Abstract

AI-Trader is not a “magic EA”, but an open-source benchmark and infrastructure for competing LLM-based agents on real market data (NASDAQ-100, SSE-50, Bitwise10 crypto). The project provides fully autonomous agents (“zero human input”) and historical replay with anti-look-ahead controls, but it is not a ready-made trading system with proven, robust profitability.

A detailed analysis of the architecture, market model, data, and related research on LLM agents shows: using AI-Trader as is to earn stable profits on full automation is neither methodologically nor practically justified.


1. Context: What AI-Trader Is Really For

The project positions itself as “AI-Trader: Can AI Beat the Market? Live Trading Bench”, where multiple models (GPT, Claude, Qwen, etc.) autonomously trade NASDAQ-100, SSE-50 and major crypto assets, with results displayed in a live leaderboard and via historical replay.

Key points from the README:

  • fully autonomous decision-making with zero human intervention;
  • architecture based on MCP (Model Context Protocol): models trade by calling a fixed toolchain (price feeds, news, order execution, math);
  • multi-market coverage: NASDAQ-100, SSE-50, top crypto (Bitwise10);
  • historical replay with anti-look-ahead (agents only see information available at that historical moment);
  • live web dashboard with portfolio analytics and leaderboards.

Crucially, at the end of the README the team explicitly states that this is for research only, is not investment advice, and returns are not guaranteed.

Given your main question (“can this deliver stable automatic income?”), we must evaluate the project as infrastructure and a research testbed, not as a finished money-making trading robot.

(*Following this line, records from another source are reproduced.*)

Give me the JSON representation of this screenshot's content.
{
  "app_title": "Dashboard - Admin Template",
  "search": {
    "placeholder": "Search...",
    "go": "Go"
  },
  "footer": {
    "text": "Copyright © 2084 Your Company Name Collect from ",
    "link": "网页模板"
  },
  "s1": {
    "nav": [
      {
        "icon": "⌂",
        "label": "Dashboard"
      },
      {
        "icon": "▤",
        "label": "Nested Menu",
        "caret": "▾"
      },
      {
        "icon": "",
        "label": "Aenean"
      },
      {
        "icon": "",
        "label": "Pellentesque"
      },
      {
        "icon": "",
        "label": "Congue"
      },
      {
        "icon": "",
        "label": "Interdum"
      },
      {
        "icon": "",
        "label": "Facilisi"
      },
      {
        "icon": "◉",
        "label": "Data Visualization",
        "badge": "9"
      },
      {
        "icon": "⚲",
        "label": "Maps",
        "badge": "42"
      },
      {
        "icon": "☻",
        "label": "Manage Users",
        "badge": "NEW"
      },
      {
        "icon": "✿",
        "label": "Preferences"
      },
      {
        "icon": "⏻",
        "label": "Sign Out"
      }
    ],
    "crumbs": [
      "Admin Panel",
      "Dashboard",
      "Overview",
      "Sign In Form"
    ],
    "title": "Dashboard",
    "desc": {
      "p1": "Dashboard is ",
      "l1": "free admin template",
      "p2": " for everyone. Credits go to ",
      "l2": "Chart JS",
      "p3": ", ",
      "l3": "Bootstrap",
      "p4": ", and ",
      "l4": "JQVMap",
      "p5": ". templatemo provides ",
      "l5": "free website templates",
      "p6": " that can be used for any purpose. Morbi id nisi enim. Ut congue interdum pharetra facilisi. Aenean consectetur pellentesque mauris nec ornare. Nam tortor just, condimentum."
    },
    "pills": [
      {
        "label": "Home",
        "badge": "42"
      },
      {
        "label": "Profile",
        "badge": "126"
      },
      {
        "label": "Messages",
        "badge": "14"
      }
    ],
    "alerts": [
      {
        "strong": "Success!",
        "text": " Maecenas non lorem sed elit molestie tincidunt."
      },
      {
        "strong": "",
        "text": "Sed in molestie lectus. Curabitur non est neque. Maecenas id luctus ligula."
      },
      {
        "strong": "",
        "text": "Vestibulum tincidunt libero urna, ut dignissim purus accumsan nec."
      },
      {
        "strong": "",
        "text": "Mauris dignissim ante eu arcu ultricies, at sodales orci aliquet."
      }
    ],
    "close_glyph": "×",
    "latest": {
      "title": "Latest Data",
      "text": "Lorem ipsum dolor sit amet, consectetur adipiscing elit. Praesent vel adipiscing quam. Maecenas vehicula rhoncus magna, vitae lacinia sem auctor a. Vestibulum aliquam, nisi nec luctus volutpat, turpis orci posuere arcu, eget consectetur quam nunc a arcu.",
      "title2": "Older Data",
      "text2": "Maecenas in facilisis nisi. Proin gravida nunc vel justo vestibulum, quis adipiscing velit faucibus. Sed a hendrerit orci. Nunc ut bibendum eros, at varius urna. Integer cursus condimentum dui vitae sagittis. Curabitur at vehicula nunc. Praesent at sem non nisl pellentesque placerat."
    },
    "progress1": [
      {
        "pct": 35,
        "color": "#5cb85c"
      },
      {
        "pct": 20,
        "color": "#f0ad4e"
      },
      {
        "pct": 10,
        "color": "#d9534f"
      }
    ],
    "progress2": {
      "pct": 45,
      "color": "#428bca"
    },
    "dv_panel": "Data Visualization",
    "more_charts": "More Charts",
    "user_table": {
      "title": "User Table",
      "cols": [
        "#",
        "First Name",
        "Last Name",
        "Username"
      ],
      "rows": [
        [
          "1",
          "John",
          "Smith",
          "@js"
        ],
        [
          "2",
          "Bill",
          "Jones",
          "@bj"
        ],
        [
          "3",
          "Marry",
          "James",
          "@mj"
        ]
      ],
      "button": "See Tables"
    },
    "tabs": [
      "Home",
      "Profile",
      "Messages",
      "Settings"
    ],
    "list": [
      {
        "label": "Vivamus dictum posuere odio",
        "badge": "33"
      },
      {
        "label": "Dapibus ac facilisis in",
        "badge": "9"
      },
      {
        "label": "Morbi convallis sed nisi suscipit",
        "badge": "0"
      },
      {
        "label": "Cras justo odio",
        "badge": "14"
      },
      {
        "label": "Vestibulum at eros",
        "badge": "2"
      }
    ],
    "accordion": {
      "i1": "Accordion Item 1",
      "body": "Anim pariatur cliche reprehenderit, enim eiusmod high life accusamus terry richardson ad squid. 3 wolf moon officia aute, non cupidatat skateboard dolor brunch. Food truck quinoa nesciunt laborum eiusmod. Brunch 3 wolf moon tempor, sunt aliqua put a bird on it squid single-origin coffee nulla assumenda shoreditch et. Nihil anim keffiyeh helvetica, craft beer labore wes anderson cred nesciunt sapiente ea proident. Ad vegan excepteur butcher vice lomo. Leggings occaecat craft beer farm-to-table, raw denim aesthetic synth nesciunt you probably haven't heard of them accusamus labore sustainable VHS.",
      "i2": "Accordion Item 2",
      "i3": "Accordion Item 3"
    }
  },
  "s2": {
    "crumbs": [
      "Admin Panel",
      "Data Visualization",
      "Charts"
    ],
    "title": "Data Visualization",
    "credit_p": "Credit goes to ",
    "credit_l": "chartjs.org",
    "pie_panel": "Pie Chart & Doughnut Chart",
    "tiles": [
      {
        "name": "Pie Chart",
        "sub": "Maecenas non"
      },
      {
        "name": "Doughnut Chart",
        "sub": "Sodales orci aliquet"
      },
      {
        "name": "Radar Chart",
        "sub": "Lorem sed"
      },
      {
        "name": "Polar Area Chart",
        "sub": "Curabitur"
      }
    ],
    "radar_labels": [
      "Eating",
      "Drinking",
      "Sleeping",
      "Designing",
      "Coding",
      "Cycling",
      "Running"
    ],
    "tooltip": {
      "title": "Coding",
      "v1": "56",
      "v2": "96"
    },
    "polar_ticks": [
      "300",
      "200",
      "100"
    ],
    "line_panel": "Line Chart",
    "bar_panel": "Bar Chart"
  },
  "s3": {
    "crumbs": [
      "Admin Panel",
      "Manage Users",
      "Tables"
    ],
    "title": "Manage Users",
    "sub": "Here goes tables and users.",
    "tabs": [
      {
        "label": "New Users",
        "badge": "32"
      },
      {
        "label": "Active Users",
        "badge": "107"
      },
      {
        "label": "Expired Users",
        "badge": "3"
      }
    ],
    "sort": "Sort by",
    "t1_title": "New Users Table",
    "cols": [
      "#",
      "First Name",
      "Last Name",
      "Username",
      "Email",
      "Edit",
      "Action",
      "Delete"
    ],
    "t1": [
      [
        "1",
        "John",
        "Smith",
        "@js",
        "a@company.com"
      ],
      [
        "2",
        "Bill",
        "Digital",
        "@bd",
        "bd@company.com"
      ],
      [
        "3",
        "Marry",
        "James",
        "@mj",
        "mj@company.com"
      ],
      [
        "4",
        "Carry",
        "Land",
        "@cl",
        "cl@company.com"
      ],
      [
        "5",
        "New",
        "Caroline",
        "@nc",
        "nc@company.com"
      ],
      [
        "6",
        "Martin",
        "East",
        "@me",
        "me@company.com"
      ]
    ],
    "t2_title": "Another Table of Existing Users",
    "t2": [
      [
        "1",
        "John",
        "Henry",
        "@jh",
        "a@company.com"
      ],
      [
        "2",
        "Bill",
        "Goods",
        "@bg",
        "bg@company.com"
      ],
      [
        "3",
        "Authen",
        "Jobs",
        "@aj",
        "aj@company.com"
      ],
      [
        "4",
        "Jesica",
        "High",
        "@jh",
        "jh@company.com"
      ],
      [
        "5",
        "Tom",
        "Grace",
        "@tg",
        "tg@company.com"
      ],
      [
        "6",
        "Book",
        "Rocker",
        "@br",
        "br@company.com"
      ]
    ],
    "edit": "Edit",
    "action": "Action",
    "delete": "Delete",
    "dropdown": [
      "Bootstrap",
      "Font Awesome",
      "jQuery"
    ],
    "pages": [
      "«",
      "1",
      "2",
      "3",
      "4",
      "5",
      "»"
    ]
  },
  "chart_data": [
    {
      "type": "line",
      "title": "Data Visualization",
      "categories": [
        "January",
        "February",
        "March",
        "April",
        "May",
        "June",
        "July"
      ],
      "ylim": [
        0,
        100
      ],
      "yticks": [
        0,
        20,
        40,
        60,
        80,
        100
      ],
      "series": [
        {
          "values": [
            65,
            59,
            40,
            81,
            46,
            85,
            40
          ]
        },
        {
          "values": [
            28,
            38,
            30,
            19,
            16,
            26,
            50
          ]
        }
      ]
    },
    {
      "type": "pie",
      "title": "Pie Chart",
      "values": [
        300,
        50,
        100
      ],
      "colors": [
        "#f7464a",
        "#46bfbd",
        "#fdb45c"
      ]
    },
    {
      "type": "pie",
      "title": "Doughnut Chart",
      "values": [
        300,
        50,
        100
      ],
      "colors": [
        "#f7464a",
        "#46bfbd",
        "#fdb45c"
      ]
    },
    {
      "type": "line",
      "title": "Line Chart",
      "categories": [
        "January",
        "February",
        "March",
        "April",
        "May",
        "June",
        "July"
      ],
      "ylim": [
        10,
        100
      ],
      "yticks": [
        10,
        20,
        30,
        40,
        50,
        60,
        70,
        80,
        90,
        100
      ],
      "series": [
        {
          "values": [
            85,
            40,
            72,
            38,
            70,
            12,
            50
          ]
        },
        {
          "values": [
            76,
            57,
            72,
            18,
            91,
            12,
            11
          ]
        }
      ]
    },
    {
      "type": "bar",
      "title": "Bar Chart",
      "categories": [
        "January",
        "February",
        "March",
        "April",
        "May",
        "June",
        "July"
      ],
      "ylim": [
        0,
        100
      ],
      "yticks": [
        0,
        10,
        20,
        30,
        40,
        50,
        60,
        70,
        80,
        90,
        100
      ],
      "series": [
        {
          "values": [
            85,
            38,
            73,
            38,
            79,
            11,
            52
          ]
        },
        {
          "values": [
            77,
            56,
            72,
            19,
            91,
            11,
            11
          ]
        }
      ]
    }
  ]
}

2. AI-Trader Architecture: What Exactly You Get

2.1. Overall Structure

The README shows a clear project tree:

AI-Trader Bench/
├── main.py
├── agent/
│   ├── base_agent/
│   ├── base_agent_astock/
│   └── base_agent_crypto/
├── agent_tools/
├── data/
├── prompts/
├── frontend/
├── configs/
└── scripts/

Conceptually AI-Trader is:

  1. a trading environment (data + execution + market rules),
  2. a set of “agent wrappers” around LLM models,
  3. a web dashboard that reads logs and plots equity curves.

Core components:

  • Core System
    • main.py — main entry point;
    • agent/:
      • base_agent/ — base agent for US equities (daily and hourly);
      • base_agent_astock/ — base agents for Chinese A-shares (daily + hourly);
      • base_agent_crypto/ — base agent for crypto.
  • MCP Toolchain
    • tool_trade.py — order execution and portfolio updates;
    • tool_get_price_local.py — local price feed for US and A-shares;
    • tool_jina_search.py — news and information search;
    • tool_math.py — math utilities;
    • start_mcp_services.py — MCP service launcher.
  • Data System
    • US data: NASDAQ-100 daily prices (merged.jsonl, etc.);
    • A-shares: SSE-50 daily and hourly bars;
    • Crypto: Bitwise10 components and other major coins.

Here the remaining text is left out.